A totally random note on the Greek Mythology Character Sisyphus (The guy who was cursed to roll the boulder up the hill forever only to have it roll back down)…
Something that often gets forgotten is that Sisyphus was happy. He found happiness in the process, rather than focusing on the outcome.
The journey over the destination and all that.
corn-ball idioms aside, this philosophy is the only way to not let this industry strip your soul.
We get to have meetings about whether or not the duck should have pants. We get to bill time against the fringe.
What we do is so meaningless that we can revel in the absurdity of it all.
And once you admit that, the work tends to get better as well.
TIME MAGAZINE: Welcome to the Unapologetic Era of Bad Taste
Related reading: Welcome to the post-sellout era (Fast Co)
I’m a long time defender of low brow. And I think I figured out why– Dave Trott talks about living and dead art. Dead art is art that requires you know about art in order to understand it. Art that builds on what came before, or that requires an art school education to appreciate.

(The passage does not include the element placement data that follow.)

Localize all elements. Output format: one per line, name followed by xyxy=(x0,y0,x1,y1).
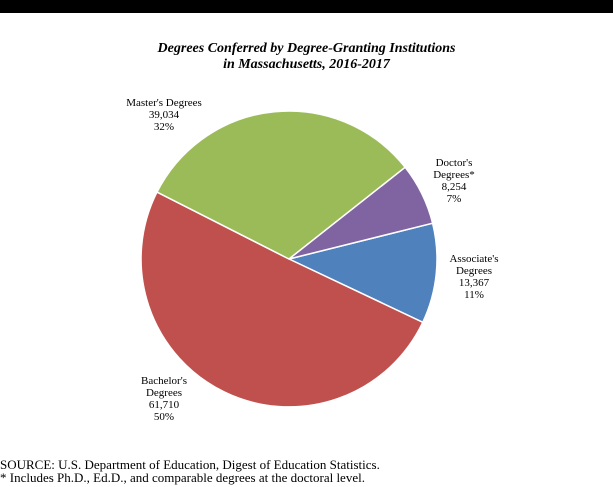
slice-label-0: Associate's Degrees 13,367 11% xyxy=(449,253,498,301)
slice-label-3: Doctor's Degrees* 8,254 7% xyxy=(433,157,475,205)
slice-label-2: Master's Degrees 39,034 32% xyxy=(126,97,202,133)
slice-label-1: Bachelor's Degrees 61,710 50% xyxy=(141,375,187,423)
doctoral-note: * Includes Ph.D., Ed.D., and comparable … xyxy=(0,471,365,485)
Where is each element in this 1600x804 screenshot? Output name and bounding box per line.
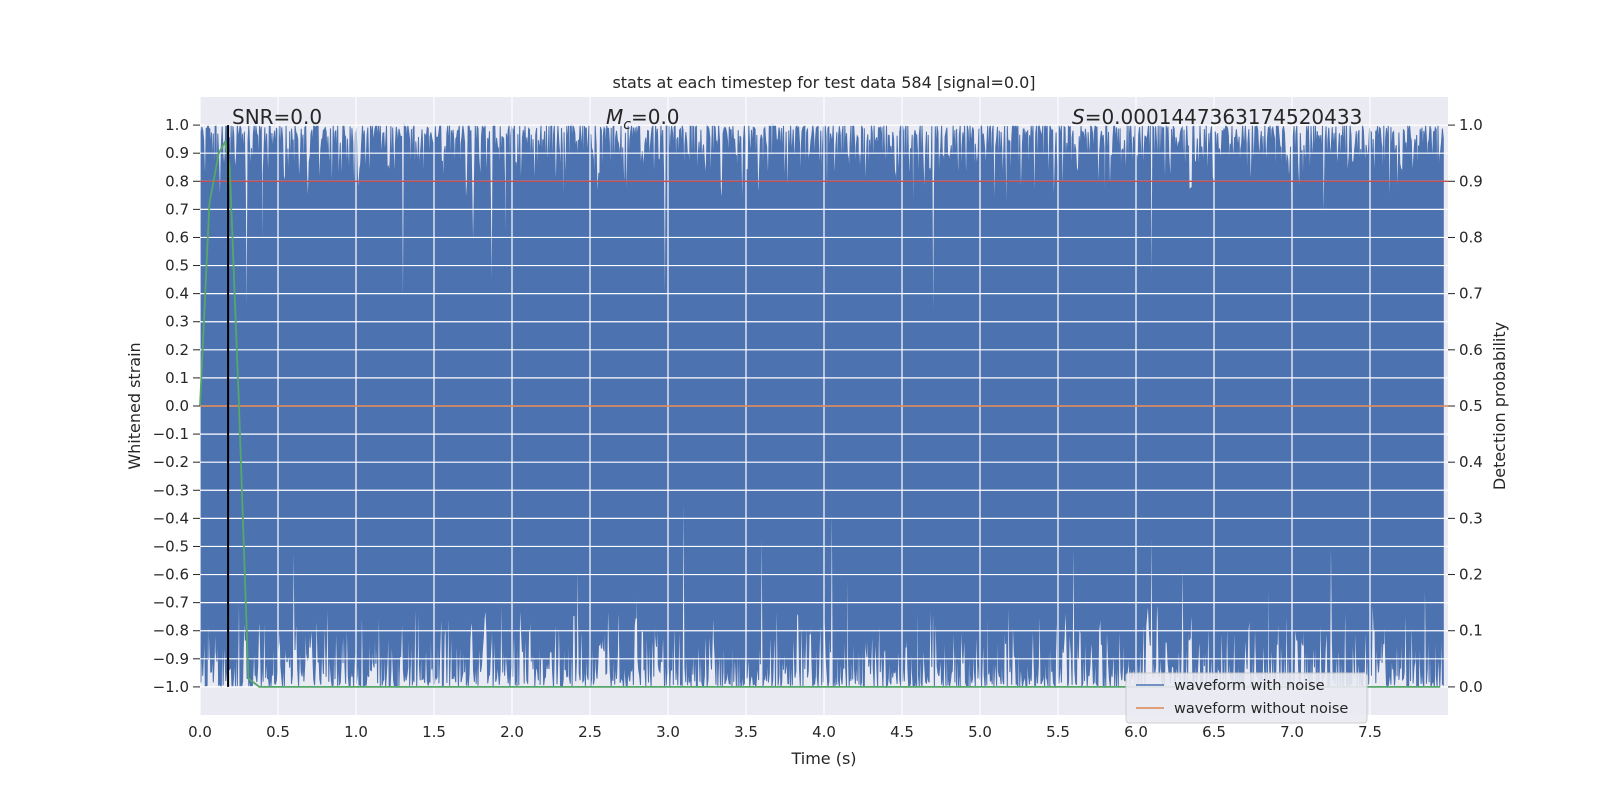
y-left-tick-label: 0.4 (165, 285, 189, 303)
legend-label-noise: waveform with noise (1174, 678, 1325, 694)
x-tick-label: 3.5 (734, 723, 758, 741)
x-tick-label: 2.0 (500, 723, 524, 741)
y-right-tick-label: 0.5 (1459, 397, 1483, 415)
y-left-tick-label: 0.1 (165, 369, 189, 387)
y-right-tick-label: 0.9 (1459, 172, 1483, 190)
snr-annotation: SNR=0.0 (232, 105, 322, 129)
s-symbol: S (1072, 105, 1085, 129)
x-tick-label: 1.0 (344, 723, 368, 741)
mc-value: =0.0 (631, 105, 680, 129)
x-tick-label: 6.5 (1202, 723, 1226, 741)
legend: waveform with noise waveform without noi… (1125, 672, 1368, 724)
detection-probability-line (199, 139, 1441, 688)
y-right-tick-label: 0.0 (1459, 678, 1483, 696)
y-left-tick-label: −0.5 (153, 537, 189, 555)
s-annotation: S=0.0001447363174520433 (1072, 105, 1362, 129)
x-tick-label: 5.5 (1046, 723, 1070, 741)
y-right-tick-label: 1.0 (1459, 116, 1483, 134)
y-left-tick-label: 0.7 (165, 200, 189, 218)
y-left-tick-label: 1.0 (165, 116, 189, 134)
y-right-tick-label: 0.7 (1459, 285, 1483, 303)
legend-frame (1125, 672, 1368, 724)
x-tick-label: 4.5 (890, 723, 914, 741)
y-left-tick-label: 0.5 (165, 257, 189, 275)
y-right-tick-label: 0.6 (1459, 341, 1483, 359)
y-left-tick-label: 0.3 (165, 313, 189, 331)
y-left-tick-label: −0.1 (153, 425, 189, 443)
x-tick-label: 5.0 (968, 723, 992, 741)
x-tick-label: 0.5 (266, 723, 290, 741)
y-left-tick-label: −0.9 (153, 650, 189, 668)
y-right-tick-label: 0.1 (1459, 622, 1483, 640)
y-left-tick-label: −0.6 (153, 566, 189, 584)
y-left-tick-label: −0.4 (153, 509, 189, 527)
x-tick-label: 1.5 (422, 723, 446, 741)
x-tick-label: 0.0 (188, 723, 212, 741)
x-tick-label: 4.0 (812, 723, 836, 741)
axis-ticks: 0.0 0.5 1.0 1.5 2.0 2.5 3.0 3.5 4.0 4.5 5.0 5.5 6.0 6… (153, 116, 1483, 741)
s-value: =0.0001447363174520433 (1085, 105, 1363, 129)
x-axis-label: Time (s) (790, 749, 856, 768)
y-left-tick-label: −0.8 (153, 622, 189, 640)
y-left-tick-label: −0.2 (153, 453, 189, 471)
y-axis-left-label: Whitened strain (125, 342, 144, 469)
mc-symbol: M (606, 105, 623, 129)
mc-subscript: c (623, 117, 631, 133)
x-tick-label: 7.5 (1358, 723, 1382, 741)
y-right-tick-label: 0.4 (1459, 453, 1483, 471)
y-left-tick-label: 0.2 (165, 341, 189, 359)
chart-title: stats at each timestep for test data 584… (612, 73, 1035, 92)
y-left-tick-label: −0.3 (153, 481, 189, 499)
y-left-tick-label: 0.9 (165, 144, 189, 162)
x-tick-label: 3.0 (656, 723, 680, 741)
x-tick-label: 6.0 (1124, 723, 1148, 741)
y-left-tick-label: 0.8 (165, 172, 189, 190)
chirp-mass-annotation: Mc=0.0 (606, 105, 680, 133)
x-tick-label: 7.0 (1280, 723, 1304, 741)
y-left-tick-label: 0.0 (165, 397, 189, 415)
y-left-tick-label: 0.6 (165, 228, 189, 246)
y-axis-right-label: Detection probability (1490, 322, 1509, 490)
y-left-tick-label: −0.7 (153, 594, 189, 612)
series-lines (199, 125, 1448, 688)
y-right-tick-label: 0.3 (1459, 509, 1483, 527)
y-left-tick-label: −1.0 (153, 678, 189, 696)
y-right-tick-label: 0.2 (1459, 566, 1483, 584)
y-right-tick-label: 0.8 (1459, 228, 1483, 246)
x-tick-label: 2.5 (578, 723, 602, 741)
legend-label-clean: waveform without noise (1174, 701, 1348, 717)
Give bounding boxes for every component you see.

Living art is functional and can be appreciated by the average Joe.
One other thing from that Trott interview I’ve been thinking about is the difference between talent and creativity. And I mean creativity in the de Bono lateral thinking sense.
“Welding a tractor to a Ferrari doesn’t create a vehicle that can dig at 200 mph.”
Choose your measurements: Define silly meaningful 𝙺𝙿𝙸s
I believe this wholeheartedly. My favorite I’ve pitched was measuring the success of a brand campaign by the cost of old branded merch on ebay.
We’re more concerned with being informed rather than well read.
—> as information has become infinite, we’ve shifted from valuing being well read to being informed
“God is an all-encompassing term for things we don’t understand. Under that definition, luck is the secular God.”
Wish I remember where I lifted this from, but it’s a cool perspective on religions role in the world. Everything has its Gods. And every God is place holder for the unknown. The question becomes what you do when the unknown is suddenly knowable.
That’s why heretics were almost always those trying to lift a veil.
“Once you have many people doing something, you have lots of competition and little differentiation. You, generally, never want to be part of a popular trend… So I think trends are often things to avoid. What I prefer over trends is a sense of mission. That you are working on a unique problem that people are not solving elsewhere.”